Wollen wir in diesem Wettbewerbsumfeld bestehen, werden wir in der Lage sein müssen, zwei bisher grundsätzlich gegensätzliche Stärken zu vereinen: Zum einen wiederkehrende Aufgaben zu automatisieren bzw. für ihre Erbringung standardisierte Dienstleistungen zu nutzen. Das schließt langfristig auch ein, jede Art von Überraschung und Abweichung von der Norm konsequent zu analysieren und auszuschließen, im Extremfall auch den Menschen an sich als bedeutendste Überraschungsquelle. In automatisierten Systemen werden wir nur noch als Prozessadministratoren gebraucht werden, um sie zu erfinden, weiterzuentwickeln, zu duplizieren oder Störungen zu beheben.
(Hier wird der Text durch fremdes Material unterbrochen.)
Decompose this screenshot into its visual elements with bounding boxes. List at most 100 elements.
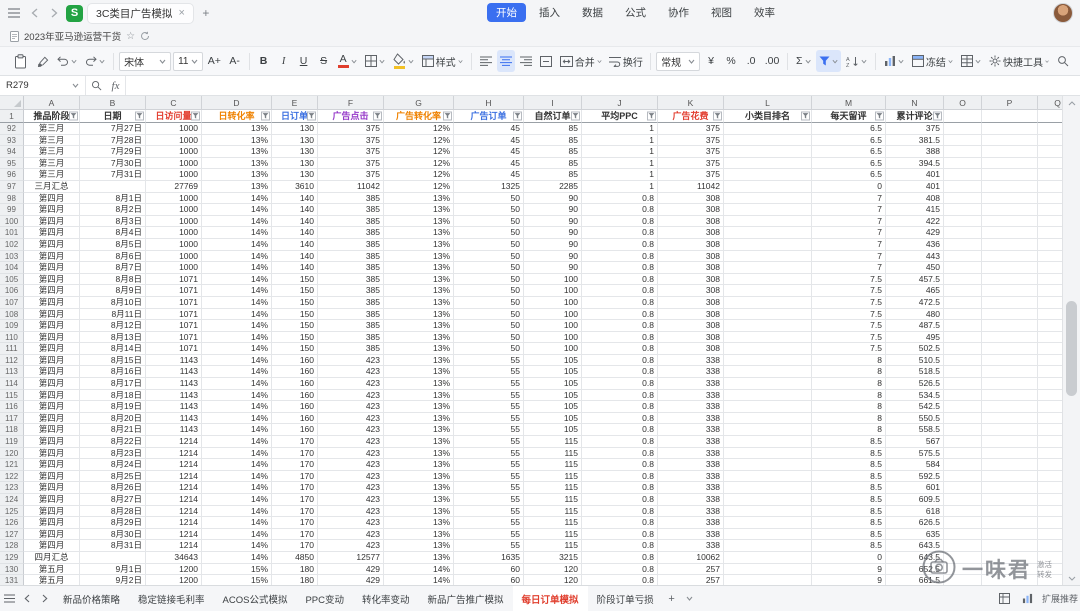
column-header-L[interactable]: L <box>724 96 812 110</box>
row-number-123[interactable]: 123 <box>0 482 24 494</box>
cell-K106[interactable]: 308 <box>658 285 724 297</box>
cell-G113[interactable]: 13% <box>384 366 454 378</box>
column-header-N[interactable]: N <box>886 96 944 110</box>
cell-P105[interactable] <box>982 274 1038 286</box>
cell-M118[interactable]: 8 <box>812 424 886 436</box>
cell-D129[interactable]: 14% <box>202 552 272 564</box>
cell-D125[interactable]: 14% <box>202 506 272 518</box>
cell-K107[interactable]: 308 <box>658 297 724 309</box>
cell-J118[interactable]: 0.8 <box>582 424 658 436</box>
filter-dropdown-icon[interactable] <box>69 112 78 121</box>
cell-D124[interactable]: 14% <box>202 494 272 506</box>
cell-E110[interactable]: 150 <box>272 332 318 344</box>
cell-F94[interactable]: 375 <box>318 146 384 158</box>
cell-M104[interactable]: 7 <box>812 262 886 274</box>
cell-E103[interactable]: 140 <box>272 251 318 263</box>
cell-I124[interactable]: 115 <box>524 494 582 506</box>
row-number-102[interactable]: 102 <box>0 239 24 251</box>
cell-F95[interactable]: 375 <box>318 158 384 170</box>
cell-K103[interactable]: 308 <box>658 251 724 263</box>
cell-M108[interactable]: 7.5 <box>812 309 886 321</box>
menu-home[interactable]: 开始 <box>487 3 526 22</box>
cell-J104[interactable]: 0.8 <box>582 262 658 274</box>
cell-I93[interactable]: 85 <box>524 135 582 147</box>
cell-L127[interactable] <box>724 529 812 541</box>
cell-E116[interactable]: 160 <box>272 401 318 413</box>
cell-H126[interactable]: 55 <box>454 517 524 529</box>
cell-B98[interactable]: 8月1日 <box>80 193 146 205</box>
cell-E98[interactable]: 140 <box>272 193 318 205</box>
cell-F105[interactable]: 385 <box>318 274 384 286</box>
cell-N109[interactable]: 487.5 <box>886 320 944 332</box>
cell-G129[interactable]: 13% <box>384 552 454 564</box>
cell-K130[interactable]: 257 <box>658 564 724 576</box>
cell-D98[interactable]: 14% <box>202 193 272 205</box>
menu-data[interactable]: 数据 <box>573 3 612 22</box>
cell-J121[interactable]: 0.8 <box>582 459 658 471</box>
cell-E113[interactable]: 160 <box>272 366 318 378</box>
cell-H116[interactable]: 55 <box>454 401 524 413</box>
header-cell-J1[interactable]: 平均PPC <box>582 110 658 123</box>
row-number-113[interactable]: 113 <box>0 366 24 378</box>
cell-E109[interactable]: 150 <box>272 320 318 332</box>
cell-O111[interactable] <box>944 343 982 355</box>
row-number-125[interactable]: 125 <box>0 506 24 518</box>
cell-F104[interactable]: 385 <box>318 262 384 274</box>
cell-O126[interactable] <box>944 517 982 529</box>
cell-F115[interactable]: 423 <box>318 390 384 402</box>
cell-N98[interactable]: 408 <box>886 193 944 205</box>
cell-M111[interactable]: 7.5 <box>812 343 886 355</box>
cell-N130[interactable]: 652.5 <box>886 564 944 576</box>
cell-N94[interactable]: 388 <box>886 146 944 158</box>
cell-P112[interactable] <box>982 355 1038 367</box>
cell-N92[interactable]: 375 <box>886 123 944 135</box>
cell-B125[interactable]: 8月28日 <box>80 506 146 518</box>
cell-H120[interactable]: 55 <box>454 448 524 460</box>
cell-J131[interactable]: 0.8 <box>582 575 658 585</box>
cell-P125[interactable] <box>982 506 1038 518</box>
cell-I131[interactable]: 120 <box>524 575 582 585</box>
cell-B122[interactable]: 8月25日 <box>80 471 146 483</box>
row-number-127[interactable]: 127 <box>0 529 24 541</box>
cell-H121[interactable]: 55 <box>454 459 524 471</box>
cell-F119[interactable]: 423 <box>318 436 384 448</box>
cell-G95[interactable]: 12% <box>384 158 454 170</box>
cell-C110[interactable]: 1071 <box>146 332 202 344</box>
cell-P120[interactable] <box>982 448 1038 460</box>
cell-P124[interactable] <box>982 494 1038 506</box>
cell-F112[interactable]: 423 <box>318 355 384 367</box>
cell-A114[interactable]: 第四月 <box>24 378 80 390</box>
cell-H114[interactable]: 55 <box>454 378 524 390</box>
cell-C112[interactable]: 1143 <box>146 355 202 367</box>
cell-K94[interactable]: 375 <box>658 146 724 158</box>
cell-C121[interactable]: 1214 <box>146 459 202 471</box>
cell-F121[interactable]: 423 <box>318 459 384 471</box>
cell-J103[interactable]: 0.8 <box>582 251 658 263</box>
cell-I100[interactable]: 90 <box>524 216 582 228</box>
cell-B101[interactable]: 8月4日 <box>80 227 146 239</box>
cell-E105[interactable]: 150 <box>272 274 318 286</box>
sheet-tab-stable-link-margin[interactable]: 稳定链接毛利率 <box>129 586 214 611</box>
cell-E131[interactable]: 180 <box>272 575 318 585</box>
cell-J115[interactable]: 0.8 <box>582 390 658 402</box>
cell-B118[interactable]: 8月21日 <box>80 424 146 436</box>
menu-view[interactable]: 视图 <box>702 3 741 22</box>
cell-C126[interactable]: 1214 <box>146 517 202 529</box>
cell-L125[interactable] <box>724 506 812 518</box>
cell-D95[interactable]: 13% <box>202 158 272 170</box>
cell-C98[interactable]: 1000 <box>146 193 202 205</box>
cell-D110[interactable]: 14% <box>202 332 272 344</box>
cell-D96[interactable]: 13% <box>202 169 272 181</box>
cell-N99[interactable]: 415 <box>886 204 944 216</box>
cell-J107[interactable]: 0.8 <box>582 297 658 309</box>
cell-O112[interactable] <box>944 355 982 367</box>
undo-button[interactable] <box>54 50 80 72</box>
bold-button[interactable]: B <box>255 50 273 72</box>
cell-B92[interactable]: 7月27日 <box>80 123 146 135</box>
cell-O128[interactable] <box>944 540 982 552</box>
cell-L120[interactable] <box>724 448 812 460</box>
cell-D115[interactable]: 14% <box>202 390 272 402</box>
cell-K126[interactable]: 338 <box>658 517 724 529</box>
header-cell-A1[interactable]: 推品阶段 <box>24 110 80 123</box>
cell-J105[interactable]: 0.8 <box>582 274 658 286</box>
Im Ergebnis werden wir alle damit unsere heutigen Routinetätigkeiten an IT-Systeme, Internetplattformen, Roboter und später auch an KI-Systeme verlieren.
Zum anderen werden wir beim übrig bleibenden Teil der Arbeit der Zukunft, der aus variierenden und einmaligen Aufgaben bestehen wird, auf Flexibilität, Ideenfindung, Problemlösungsfähigkeit, Zusammenarbeit und Vertrauen angewiesen sein. Statt starrer tayloristischer Abteilungsorganisation und festen Stellen werden wir flexible Ordnungen schaffen, d.h. verlässliche grundsätzliche Regeln, Rollen und Vorgehensmodelle, die selbst bei einmaligem Vorgehen und individuellen Teamzusammensetzungen allen Beteiligten Orientierung bieten.
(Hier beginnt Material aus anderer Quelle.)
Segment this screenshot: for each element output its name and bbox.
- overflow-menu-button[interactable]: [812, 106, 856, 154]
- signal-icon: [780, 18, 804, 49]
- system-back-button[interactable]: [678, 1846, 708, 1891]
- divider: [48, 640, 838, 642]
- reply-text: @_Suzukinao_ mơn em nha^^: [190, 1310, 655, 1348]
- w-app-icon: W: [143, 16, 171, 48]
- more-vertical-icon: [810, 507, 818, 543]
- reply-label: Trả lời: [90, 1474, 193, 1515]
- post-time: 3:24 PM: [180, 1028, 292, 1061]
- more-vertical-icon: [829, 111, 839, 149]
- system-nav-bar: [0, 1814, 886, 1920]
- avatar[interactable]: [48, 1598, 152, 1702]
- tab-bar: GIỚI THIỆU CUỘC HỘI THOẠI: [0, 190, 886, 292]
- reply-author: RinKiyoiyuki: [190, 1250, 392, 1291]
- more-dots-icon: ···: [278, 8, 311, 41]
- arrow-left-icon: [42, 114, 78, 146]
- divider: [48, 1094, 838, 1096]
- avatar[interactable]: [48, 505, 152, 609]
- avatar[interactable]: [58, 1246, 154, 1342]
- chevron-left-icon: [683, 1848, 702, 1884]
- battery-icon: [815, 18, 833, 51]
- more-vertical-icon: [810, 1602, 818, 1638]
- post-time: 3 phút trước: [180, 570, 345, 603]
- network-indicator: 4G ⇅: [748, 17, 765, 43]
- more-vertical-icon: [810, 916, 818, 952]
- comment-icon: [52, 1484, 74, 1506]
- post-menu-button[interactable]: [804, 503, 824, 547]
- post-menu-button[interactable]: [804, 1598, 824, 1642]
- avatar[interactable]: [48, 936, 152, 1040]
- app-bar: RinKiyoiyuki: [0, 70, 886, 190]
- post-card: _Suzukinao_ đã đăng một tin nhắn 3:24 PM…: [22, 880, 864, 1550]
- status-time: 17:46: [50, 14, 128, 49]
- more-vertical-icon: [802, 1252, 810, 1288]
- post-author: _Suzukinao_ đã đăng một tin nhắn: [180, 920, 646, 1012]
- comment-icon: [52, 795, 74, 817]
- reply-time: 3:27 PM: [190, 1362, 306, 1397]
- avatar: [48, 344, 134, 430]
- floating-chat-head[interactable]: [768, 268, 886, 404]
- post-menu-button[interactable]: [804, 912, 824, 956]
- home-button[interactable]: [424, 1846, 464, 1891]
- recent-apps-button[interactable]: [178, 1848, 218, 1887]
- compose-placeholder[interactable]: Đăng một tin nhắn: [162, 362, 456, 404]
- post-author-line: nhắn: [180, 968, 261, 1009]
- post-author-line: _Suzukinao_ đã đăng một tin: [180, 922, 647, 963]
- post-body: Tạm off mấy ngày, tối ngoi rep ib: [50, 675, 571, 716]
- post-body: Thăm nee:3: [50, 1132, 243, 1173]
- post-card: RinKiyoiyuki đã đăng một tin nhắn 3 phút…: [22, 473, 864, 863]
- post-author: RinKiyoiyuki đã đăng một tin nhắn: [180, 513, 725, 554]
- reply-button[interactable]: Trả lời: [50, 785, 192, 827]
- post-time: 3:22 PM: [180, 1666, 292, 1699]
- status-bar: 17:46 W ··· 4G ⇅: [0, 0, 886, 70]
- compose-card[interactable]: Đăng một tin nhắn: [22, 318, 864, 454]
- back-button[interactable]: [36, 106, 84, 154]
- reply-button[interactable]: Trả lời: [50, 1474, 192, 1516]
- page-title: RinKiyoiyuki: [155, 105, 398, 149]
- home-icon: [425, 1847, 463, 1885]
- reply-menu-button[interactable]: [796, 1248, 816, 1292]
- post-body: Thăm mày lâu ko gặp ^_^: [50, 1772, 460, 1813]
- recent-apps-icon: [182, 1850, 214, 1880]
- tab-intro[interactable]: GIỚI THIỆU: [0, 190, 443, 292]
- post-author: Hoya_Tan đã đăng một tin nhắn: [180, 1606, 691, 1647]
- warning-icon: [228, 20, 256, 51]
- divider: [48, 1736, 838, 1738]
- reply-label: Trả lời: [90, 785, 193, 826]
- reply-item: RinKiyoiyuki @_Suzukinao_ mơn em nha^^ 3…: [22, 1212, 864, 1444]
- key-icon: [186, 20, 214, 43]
Im Interesse der Wirtschaftlichkeit werden wir bestenfalls in der Lage sein, auf bestehende Arbeitsergebnisse aus unseren Dokumentenmanagementsystemen zurückzugreifen und diese in kreativen Prozessen auf die aktuelle Aufgabenstellung anzupassen. Je einzigartiger Aufgaben sind, desto größer wird das Fehlerpotential sein und wir werden uns damit beschäftigen, unter welchen Rahmenbedingungen Mitarbeiter Herzblut für ihre Aufgaben empfinden und aufmerksam zusammenarbeiten.
Bei der Personalsuche und -entwicklung werden wir uns darauf konzentrieren, dass unsere Mitarbeiter über Kreativität, freien Willen, Initiative, Gemeinschaftssinn, gewinnendes Erscheinungsbild, ausgewogenes Selbstbewusstsein und eine positive Lebenseinstellung verfügen. Wir werden uns bemühen, dass sich diese Menschen mit außergewöhnlichen Talenten in unseren Unternehmen wohlfühlen und wir ihrem Bedürfnis nach Anerkennung, Zugehörigkeit und Sicherheit gerecht werden. Denn sie haben ihrerseits die Möglichkeit, ihre Leistungen global oder in einem der mit zunehmender Individualisierung entstehenden Berufsfelder zu vermarkten: Als Personal-, Outfit-, Body-, Lern- oder Biosignal-Coach, Wohnort-Makler, Natur-, Lifestlye- oder Freizeitgestalter, System-Supervisor, Auftragsbeschaffer oder Berater für jedes nur denkbare Fachgebiet.
Wollen wir uns auf die Arbeit der Zukunft vorbereiten, sind wir als Firmen gut beraten, uns zugleich um die konsequente Automatisierung wiederkehrender Aufgaben, die Schaffung flexibler Ordnungen und die Entwicklung unserer Mitarbeiter zu kümmern. In jedem Fall wird die Arbeit der Zukunft bunter, individueller und herausfordernder. Ob das in Summe mehr oder weniger Arbeit als heute sein wird, hängt im Wesentlichen davon ab, wie gut uns die Anpassung gelingt.
Als Bürger müssen wir deshalb fragen, wie uns die Politik unterstützen kann, die Veränderungsgeschwindigkeit zu verkraften und diejenigen Talente zu entwickeln, für die in der Arbeitswelt der Zukunft etwas bezahlt wird. Das gilt zumindest so lange, wie Bildung noch staatlich organisiert ist.